Nigel Farage, former leader of anti-EU party UKIP and key architect of Brexit, is in Berlin today (Friday, September 8) to help his fellow populists.

He will speak at a rally for Alternative for Germany (AfD), a relatively new anti-immigration party that has made recent strides in federal elections. It is led by duo Alexander Gauland, 76, and Alice Weidel, 38 and is expected to get between seven and 11 percent of the vote, according to polls.

The right-wing AfD has gained support by slamming Chancellor Angela Merkel’s 2015 decision to open the borders to refugees and is set to enter the national parliament for the first time after the September 24 election.

What the party stands for on …


… on Europe?

AfD, or Alternative für Deutschland in German, was founded as a Eurosceptic party, but has since developed to oppose immigration too.

It wants to preserve the ‘sovereign democratic state’ and says if the European Union cannot be reformed, Germany should leave.

It also wants Germany to withdraw from the Euro single currency.

… immigration?

The flood of refugees into Germany in 2015 put immigration firmly under the spotlight and arguably was the reason for AfD’s success in regional elections.

Its manifesto refers to ‘huge migrationary pressure’ from Africa and wanting to hand future generations ‘a country that is still recognisable as Germany’.

It has called for Germany’s borders to be closed immediately to end ‘unregulated mass immigration of mainly unskilled workers’.

… Islam?

The party says many Muslims live correctly but it fears the development of ‘parallel Islamic societies’ in which Sharia law is practiced.

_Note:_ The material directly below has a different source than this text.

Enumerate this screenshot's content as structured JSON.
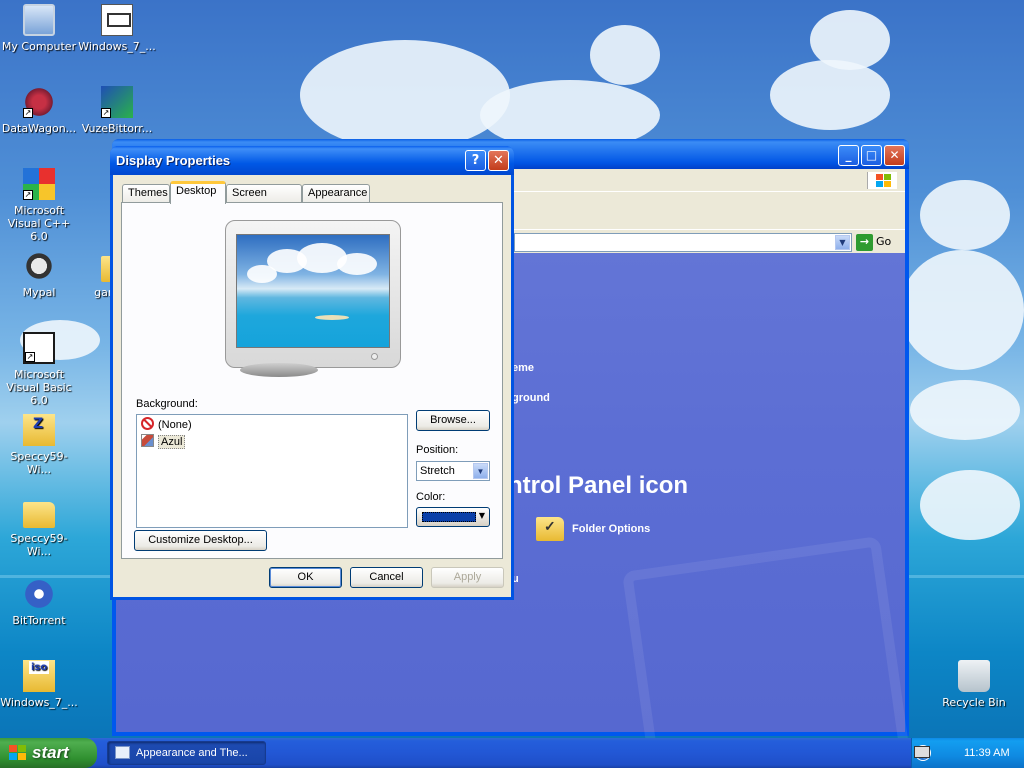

It says people should be free to ‘rationally criticise religion’ without it being called Islamophobia or racism.

AfD also wants to have a ban on the Islamic face veil, along the lines of the one already in practice in France.

… crime?

It claims Germany’s security situation is becoming more and more dramatic and that the age of imprisonment should be dropped to 12.

The party also wants to deport foreigners who are convicted of a crime.

… society and family?

AfD wants to promote a child-friendly society and says funding should be cut to those who promote one-parent families.

Children need a father and mother, says its manifesto.

It also has an anti-abortion stance, saying every unborn child has a right to life.